A las doce concluía la tarea. Los criados llegaban por los niños, y era la hora de la lección. Mi tía se mostraba severa, fruncía el ceño, reprendía, amenazaba. Los chicos preferían que Angelina les tomase la lección. Ella, paciente y bondadosa, conseguía que los niños estuvieran atentos, y con una mirada o una caricia ponía orden en aquella turba de diablillos rubios, vestidos con faldellines de seda.

Angelina era una muchacha muy inteligente. Escribía con mucho primor. Linda letra la suya; suelta, cursiva, elegantísima, sin que lo donairoso de los trazos le hiciera perder esa suavidad del carácter femenil que no sólo se manifiesta en el estilo, sino que trasciende a la forma de las letras, siempre que la mujer no presume de sabia o gusta de llamar la atención. Difícilmente se le escapaba una falta de ortografía. Escribía como hablaba, con mullía naturalidad y sencillez, sin rebuscar frases ni atildamientos, siguiendo el orden lógico de las ideas, ajena a la calculada afectación, que hace del estilo epistolar una cosa insoportable y ridícula. Mas no por eso caía en el extremo opuesto, en las fórmulas de rito y en los conceptos de estampilla. Era muy dada a los libros; pero sólo leía cuando se lo permitían sus quehaceres. Leía todas las noches el Año Cristiano, y se sabía al dedillo las vidas de los santos.

Una noche le tocó leer la vida de Santa Teresa.

—¡Jesús! —exclamó—. Si ya me la sé de memoria. ¡Puedo repetirla del pe al pa!

Y como tía Carmen dudara, Angelina refirió, con muy buen acuerdo y muy donosamente, la vida de la mística.

Cosa rara en una joven, gustaba de los libros serios y se perecía por los históricos. Había leído tres o cuatro veces la Historia de Alamán, y solía atreverse contra los juicios del célebre escritor, no sin gran disgusto de mi tía Pepa, para quien los dichos de Don Lucas eran un evangelio.

Discurría de historia patria con mucha donosura, sonriendo, sin fatuidades ni alardes de saber. Valdría la pena consignar aquí el juicio de Angelina acerca de algunos libros. Para ella no había mejor novelista que Fernán Caballero, ni peor novelador que Pérez Escrich.

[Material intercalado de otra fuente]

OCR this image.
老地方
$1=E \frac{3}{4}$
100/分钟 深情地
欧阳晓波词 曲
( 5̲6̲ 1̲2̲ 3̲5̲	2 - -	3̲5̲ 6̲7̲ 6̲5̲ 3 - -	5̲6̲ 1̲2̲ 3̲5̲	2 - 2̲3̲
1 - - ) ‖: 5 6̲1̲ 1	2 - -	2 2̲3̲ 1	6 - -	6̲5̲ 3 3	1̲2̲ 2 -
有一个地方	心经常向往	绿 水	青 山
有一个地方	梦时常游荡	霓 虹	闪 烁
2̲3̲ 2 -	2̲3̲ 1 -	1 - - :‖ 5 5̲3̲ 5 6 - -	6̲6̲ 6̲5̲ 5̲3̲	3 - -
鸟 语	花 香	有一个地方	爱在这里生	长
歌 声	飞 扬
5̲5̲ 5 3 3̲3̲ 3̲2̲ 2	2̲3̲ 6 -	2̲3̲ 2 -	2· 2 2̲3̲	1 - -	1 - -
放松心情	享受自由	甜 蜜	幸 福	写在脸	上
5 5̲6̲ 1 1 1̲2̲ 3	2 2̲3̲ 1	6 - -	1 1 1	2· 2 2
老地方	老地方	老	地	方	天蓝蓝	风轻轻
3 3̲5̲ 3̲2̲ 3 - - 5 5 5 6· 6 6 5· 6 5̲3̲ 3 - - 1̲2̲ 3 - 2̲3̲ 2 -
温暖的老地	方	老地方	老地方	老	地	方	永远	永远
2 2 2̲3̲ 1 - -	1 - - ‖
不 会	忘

—¡Abrir un libro de esos, La mujer adúltera, La esposa mártir, y tener sueño, todo es uno! ¿Novelas? De Fernán Caballero. Sus personajes me parecen vivitos, de carne y hueso. ¡Aquello sí que es verdad! Comen, duermen… ¡Si me parecen gentes a quienes trato todos los días! Yo no entiendo de esas cosas… pero los libros de Fernán me gustan porque pintan la vida tal y como es. ¿Ha leído usted La Gaviota? ¿Elia? ¿Lágrimas?

—Y de Cervantes, ¿qué me dice usted, Angelina?

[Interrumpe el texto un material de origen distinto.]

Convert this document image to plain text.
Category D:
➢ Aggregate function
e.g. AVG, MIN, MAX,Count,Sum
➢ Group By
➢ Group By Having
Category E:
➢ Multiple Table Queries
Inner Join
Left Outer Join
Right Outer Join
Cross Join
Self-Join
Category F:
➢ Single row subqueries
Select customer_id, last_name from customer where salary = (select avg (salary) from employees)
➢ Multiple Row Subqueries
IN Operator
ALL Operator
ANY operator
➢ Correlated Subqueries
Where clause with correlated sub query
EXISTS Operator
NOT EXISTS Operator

—¡Eso es aparte! ¿El Quijote? Es algo que parece novela y acaso no lo es…

—Pues entonces…

—No acierto a explicarme. Sí, es una novela; pero algo hay en ese libro que le pone por encima de todas las novelas.

Me pasaba largas horas conversando con Angelina. A pesar del estado de mi ánimo y del abatimiento de mi espíritu, cuando tejía con ella la red de viva plática, recobraba yo mi buen humor de otro tiempo, y me volvía alegre y jovial, y me olvidaba de esas enervantes melancolías que han sido, y acaso todavía lo son, nota sombría de mi carácter; de este carácter mío soñador y lánguido, dado a la pereza y al fantaseo, al delirio vago y a la meditación, sin objeto. Perniciosa melancolía nacida tal vez en mi alma cuando viví lejos de mi familia, condenado a las soledades de un colegio, cuyos claustros vetustos entenebrecieron mi espíritu; melancolía que me arrastra a los campos y a la espesura de los bosques para extasiarse largas horas ante el espectáculo de un crepúsculo deslumbrador, a orillas de laguna adormecida, escondido entre los juncos, o para abismarme en la contemplación de una flor desconocida, modesta y rústica beldad. Sentimiento tristísimo de la naturaleza que me hace odiosos el mundo ruidoso y frívolo y los atractivos de una sociedad vanidosa; sentimiento profundo de las bellezas del mundo físico, sentimiento que desarrollaron en mí los poetas y novelistas románticos. Por fortuna me he redimido un tanto de las preocupaciones y falsas ideas del romanticismo, y aunque no del todo exento de ellas, pues aún me queda en el alma lamartiniana levadura, miro la vida de otro modo, no pretendo que todo sea a mi gusto y a medida de mi deseo, y vivo tranquilo, como vive toda buena persona, sin que me atormenten poéticos anhelos, ni me divaguen devaneos inútiles, ni me amarguen delicadas sensiblerías.